Nurses Educator

The Resource Pivot for Updated Nursing Knowledge

History/ events

At its core, Dorothea Orem’s self-care theory proposes that patients have the innate ability and responsibility to care for themselves. A nurse’s role goes beyond tending to patients’ physical needs; it involves supporting them on their journey to regain independence. This approach not only meets patients’ immediate needs but also helps them restore their confidence and well-being.

Interested in empowering your patients to foster inner strength and healing? Delve into Orem’s self-care deficit nursing theory and uncover actionable strategies to boost your nursing practice.

What Is Orem’s Self-Care Theory?

Orem’s self-care nursing theory proposes that caring for oneself is essential for maintaining optimal health and well-being. While self-care includes basic tasks like hygiene and nutrition, Orem expands this concept to include activities that not only help us stay alive, but also nurture our sense of overall well-being.

Wondering about the famous nurse behind the theory? Self-care deficit theory was created by Dorothea Orem (1914–2007). After earning her nursing diploma from the Providence Hospital School of Nursing, she later earned her master’s of science in nursing from the Catholic University of America.

Orem started her career in clinical care and later transitioned into teaching and administrative roles. She has authored several influential books, including Nursing: Concepts of Practice, which has had a profound impact on nursing education and practice worldwide.

Orem’s Self-Care Theory Explained

Central to Orem’s theory of self-care are three interrelated concepts: self-care requisites, self-care deficits, and nursing systems.

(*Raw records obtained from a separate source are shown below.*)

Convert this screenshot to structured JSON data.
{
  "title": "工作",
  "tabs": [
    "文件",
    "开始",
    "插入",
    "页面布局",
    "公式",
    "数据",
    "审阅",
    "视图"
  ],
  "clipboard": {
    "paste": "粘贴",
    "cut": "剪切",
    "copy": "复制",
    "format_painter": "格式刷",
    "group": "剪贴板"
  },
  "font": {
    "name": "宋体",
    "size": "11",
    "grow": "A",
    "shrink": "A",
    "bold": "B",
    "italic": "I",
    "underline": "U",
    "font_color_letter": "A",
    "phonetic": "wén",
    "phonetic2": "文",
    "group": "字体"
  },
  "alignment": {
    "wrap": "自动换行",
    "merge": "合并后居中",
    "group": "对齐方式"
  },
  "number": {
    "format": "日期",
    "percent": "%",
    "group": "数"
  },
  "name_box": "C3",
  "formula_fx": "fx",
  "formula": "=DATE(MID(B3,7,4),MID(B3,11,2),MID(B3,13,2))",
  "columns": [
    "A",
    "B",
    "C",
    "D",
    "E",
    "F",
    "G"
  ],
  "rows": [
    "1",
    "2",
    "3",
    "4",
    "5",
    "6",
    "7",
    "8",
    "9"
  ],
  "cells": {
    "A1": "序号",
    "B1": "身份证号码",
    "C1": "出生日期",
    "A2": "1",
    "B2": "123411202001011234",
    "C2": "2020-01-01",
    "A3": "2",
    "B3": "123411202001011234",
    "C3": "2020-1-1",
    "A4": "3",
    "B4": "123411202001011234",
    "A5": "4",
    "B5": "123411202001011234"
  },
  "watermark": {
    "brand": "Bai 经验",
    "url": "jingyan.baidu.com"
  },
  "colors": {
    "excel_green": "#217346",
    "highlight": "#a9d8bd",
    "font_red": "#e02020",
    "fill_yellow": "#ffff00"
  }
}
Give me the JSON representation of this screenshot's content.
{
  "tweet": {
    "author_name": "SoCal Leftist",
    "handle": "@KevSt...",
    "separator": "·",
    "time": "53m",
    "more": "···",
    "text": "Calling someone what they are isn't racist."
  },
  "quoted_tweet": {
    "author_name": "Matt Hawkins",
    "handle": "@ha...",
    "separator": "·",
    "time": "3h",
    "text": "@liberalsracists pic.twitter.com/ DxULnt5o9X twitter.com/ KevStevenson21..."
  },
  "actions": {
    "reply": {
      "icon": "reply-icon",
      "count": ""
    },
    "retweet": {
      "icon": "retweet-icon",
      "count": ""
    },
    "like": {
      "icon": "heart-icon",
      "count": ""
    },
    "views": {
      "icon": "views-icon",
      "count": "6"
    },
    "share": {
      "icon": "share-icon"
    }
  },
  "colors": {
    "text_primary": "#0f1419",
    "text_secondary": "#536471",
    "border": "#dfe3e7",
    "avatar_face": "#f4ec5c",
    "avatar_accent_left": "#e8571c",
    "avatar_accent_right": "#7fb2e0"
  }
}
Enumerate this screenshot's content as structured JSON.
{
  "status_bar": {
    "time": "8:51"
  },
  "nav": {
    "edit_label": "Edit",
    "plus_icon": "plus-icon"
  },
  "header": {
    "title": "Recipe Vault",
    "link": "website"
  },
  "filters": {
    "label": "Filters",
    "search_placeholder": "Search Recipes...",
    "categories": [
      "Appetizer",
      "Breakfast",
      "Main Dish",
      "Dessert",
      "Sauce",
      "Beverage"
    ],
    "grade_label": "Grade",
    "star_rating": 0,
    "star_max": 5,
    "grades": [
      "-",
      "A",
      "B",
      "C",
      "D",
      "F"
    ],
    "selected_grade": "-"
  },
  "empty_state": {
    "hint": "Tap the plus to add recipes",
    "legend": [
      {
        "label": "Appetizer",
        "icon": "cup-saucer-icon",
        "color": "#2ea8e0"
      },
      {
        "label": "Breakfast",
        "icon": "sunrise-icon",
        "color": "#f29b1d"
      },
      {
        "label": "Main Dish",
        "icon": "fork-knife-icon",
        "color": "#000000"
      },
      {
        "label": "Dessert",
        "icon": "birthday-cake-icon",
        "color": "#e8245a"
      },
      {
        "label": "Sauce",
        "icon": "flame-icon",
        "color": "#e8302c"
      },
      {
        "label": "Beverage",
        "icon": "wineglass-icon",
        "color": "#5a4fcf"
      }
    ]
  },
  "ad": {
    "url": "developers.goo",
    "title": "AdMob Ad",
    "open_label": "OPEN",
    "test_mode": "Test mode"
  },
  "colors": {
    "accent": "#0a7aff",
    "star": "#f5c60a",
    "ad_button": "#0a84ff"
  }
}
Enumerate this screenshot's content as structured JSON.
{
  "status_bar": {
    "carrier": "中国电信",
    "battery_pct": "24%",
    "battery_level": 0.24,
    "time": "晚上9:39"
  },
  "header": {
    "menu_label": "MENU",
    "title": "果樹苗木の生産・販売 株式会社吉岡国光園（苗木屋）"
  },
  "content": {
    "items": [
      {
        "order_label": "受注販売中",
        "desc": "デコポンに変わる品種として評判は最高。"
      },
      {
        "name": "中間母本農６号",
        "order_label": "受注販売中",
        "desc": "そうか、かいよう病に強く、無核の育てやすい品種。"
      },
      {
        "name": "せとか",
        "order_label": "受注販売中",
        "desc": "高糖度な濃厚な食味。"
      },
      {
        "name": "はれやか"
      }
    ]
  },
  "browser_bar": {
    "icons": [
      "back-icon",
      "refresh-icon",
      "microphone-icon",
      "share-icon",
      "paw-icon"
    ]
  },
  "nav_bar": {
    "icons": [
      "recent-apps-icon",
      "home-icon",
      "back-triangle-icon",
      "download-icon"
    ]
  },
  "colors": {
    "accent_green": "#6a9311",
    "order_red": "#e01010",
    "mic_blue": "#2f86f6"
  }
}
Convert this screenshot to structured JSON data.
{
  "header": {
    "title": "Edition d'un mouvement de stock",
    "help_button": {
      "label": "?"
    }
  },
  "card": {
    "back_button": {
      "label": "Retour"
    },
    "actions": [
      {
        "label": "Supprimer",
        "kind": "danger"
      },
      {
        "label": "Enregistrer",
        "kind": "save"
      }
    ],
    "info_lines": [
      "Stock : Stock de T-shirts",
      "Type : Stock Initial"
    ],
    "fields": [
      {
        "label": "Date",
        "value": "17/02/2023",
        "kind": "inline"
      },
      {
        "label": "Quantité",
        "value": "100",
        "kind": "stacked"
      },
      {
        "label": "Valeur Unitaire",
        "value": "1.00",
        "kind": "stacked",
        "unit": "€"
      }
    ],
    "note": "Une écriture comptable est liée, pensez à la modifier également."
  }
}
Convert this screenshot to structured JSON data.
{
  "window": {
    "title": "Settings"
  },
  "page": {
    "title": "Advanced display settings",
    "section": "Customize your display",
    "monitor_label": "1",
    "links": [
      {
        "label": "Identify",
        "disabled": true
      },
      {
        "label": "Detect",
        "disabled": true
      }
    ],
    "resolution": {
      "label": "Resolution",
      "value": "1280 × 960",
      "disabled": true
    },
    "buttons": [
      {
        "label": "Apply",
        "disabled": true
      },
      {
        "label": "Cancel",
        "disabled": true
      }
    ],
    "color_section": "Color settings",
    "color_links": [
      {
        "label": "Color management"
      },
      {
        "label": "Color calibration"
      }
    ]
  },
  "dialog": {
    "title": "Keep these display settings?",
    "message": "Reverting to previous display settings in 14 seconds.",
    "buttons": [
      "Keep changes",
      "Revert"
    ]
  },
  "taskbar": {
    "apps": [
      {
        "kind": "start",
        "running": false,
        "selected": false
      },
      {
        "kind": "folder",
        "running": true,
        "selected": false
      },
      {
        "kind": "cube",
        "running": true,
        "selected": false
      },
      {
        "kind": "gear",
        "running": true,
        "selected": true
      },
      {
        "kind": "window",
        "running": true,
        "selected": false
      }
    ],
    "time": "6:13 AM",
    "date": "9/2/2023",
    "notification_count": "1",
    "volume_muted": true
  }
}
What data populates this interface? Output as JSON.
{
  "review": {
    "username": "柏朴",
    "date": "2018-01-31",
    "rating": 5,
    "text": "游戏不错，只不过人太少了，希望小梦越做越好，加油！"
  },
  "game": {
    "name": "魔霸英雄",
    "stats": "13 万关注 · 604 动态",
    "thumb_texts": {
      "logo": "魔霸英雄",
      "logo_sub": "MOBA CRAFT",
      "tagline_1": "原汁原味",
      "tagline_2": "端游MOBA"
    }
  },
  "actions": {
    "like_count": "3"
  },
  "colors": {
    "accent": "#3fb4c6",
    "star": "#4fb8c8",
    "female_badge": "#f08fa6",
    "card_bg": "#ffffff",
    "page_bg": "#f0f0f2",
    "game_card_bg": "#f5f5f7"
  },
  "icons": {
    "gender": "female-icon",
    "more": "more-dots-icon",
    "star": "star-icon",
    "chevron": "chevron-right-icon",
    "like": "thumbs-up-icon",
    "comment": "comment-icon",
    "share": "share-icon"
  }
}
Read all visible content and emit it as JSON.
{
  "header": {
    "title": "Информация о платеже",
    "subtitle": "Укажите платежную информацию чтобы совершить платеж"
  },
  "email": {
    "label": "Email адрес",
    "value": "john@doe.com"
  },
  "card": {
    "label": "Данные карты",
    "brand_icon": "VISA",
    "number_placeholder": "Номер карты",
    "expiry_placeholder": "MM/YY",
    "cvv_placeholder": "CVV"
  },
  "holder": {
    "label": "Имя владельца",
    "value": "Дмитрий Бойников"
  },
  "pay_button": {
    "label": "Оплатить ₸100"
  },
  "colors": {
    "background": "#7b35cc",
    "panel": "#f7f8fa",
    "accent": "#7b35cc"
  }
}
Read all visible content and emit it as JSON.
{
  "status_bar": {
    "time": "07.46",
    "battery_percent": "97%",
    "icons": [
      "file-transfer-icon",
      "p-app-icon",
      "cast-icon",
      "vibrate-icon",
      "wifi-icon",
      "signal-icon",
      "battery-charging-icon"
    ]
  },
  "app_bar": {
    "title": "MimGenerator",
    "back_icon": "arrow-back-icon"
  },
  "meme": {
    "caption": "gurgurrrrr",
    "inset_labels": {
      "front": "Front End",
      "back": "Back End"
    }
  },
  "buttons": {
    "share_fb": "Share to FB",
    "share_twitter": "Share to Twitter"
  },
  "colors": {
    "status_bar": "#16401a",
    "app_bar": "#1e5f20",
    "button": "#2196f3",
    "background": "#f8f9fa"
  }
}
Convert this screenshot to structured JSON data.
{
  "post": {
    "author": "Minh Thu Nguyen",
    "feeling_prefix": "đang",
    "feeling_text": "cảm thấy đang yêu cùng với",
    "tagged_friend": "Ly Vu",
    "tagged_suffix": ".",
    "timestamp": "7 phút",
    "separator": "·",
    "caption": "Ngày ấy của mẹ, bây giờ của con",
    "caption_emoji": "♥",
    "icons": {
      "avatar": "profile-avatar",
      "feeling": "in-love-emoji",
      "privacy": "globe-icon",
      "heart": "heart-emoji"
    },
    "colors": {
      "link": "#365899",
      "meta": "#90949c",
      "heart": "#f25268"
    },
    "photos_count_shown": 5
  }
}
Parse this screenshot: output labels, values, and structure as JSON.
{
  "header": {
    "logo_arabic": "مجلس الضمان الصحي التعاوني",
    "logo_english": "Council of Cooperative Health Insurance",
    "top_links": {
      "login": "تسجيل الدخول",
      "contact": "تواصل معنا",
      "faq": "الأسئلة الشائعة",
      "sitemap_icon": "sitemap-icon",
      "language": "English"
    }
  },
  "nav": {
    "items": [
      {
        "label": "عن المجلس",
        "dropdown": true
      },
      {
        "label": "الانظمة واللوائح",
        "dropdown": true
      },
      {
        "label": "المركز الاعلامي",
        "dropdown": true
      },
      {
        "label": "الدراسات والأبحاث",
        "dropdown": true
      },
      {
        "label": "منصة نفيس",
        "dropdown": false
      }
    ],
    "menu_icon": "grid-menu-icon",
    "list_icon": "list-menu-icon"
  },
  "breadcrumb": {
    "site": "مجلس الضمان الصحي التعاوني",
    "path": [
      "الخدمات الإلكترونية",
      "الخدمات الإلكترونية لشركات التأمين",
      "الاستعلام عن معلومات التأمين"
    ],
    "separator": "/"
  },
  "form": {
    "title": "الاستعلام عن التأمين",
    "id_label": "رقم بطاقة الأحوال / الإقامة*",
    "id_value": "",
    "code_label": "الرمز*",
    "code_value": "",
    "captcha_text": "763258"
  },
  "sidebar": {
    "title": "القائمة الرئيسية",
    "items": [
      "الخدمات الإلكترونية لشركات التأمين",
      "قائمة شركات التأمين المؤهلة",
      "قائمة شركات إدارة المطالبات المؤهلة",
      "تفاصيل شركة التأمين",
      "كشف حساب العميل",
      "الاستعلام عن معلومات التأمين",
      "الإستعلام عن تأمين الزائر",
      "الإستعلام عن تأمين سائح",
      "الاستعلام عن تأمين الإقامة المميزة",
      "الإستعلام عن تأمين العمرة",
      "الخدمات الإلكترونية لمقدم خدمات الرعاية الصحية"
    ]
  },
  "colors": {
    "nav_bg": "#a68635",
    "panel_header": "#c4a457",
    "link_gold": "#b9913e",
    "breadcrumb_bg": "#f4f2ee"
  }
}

There are two more important terms in Orem’s theory — self-care agent and self-care agency. A self-care agent is an individual capable of performing self-care activities, while self-care agency refers to a person’s ability and willingness to engage in behaviors that foster their physical and mental well-being.

Let’s take a deeper look at the three concepts that make up Orem’s theory.

1. Self-Care Requisites

Self-care requisites are the essential needs that people must meet to stay alive and build a meaningful life. Orem categorizes these requisites into three groups:

  • Universal self-care requisites: Fundamental needs that are universal to all people, such as air and water.
  • Developmental self-care requisites: Specialized needs to maintain a sense of well-being, such as a safe environment and the ability to pursue personal goals and maintain a sense of purpose in life. This requisite is also tied to different life stages or developmental milestones, such as those related to aging.
  • Health deviation self-care requisites: Needs that arise when a person’s health deviates from the norm, such as managing symptoms of illness or injury.

2. Self-Care Deficits

According to Dorothea Orem’s self-care theory, self-care deficit refers to situations where people are unable to meet their self-care needs adequately. This inability may arise due to illnesses, physical limitations, cognitive issues, or situational constraints.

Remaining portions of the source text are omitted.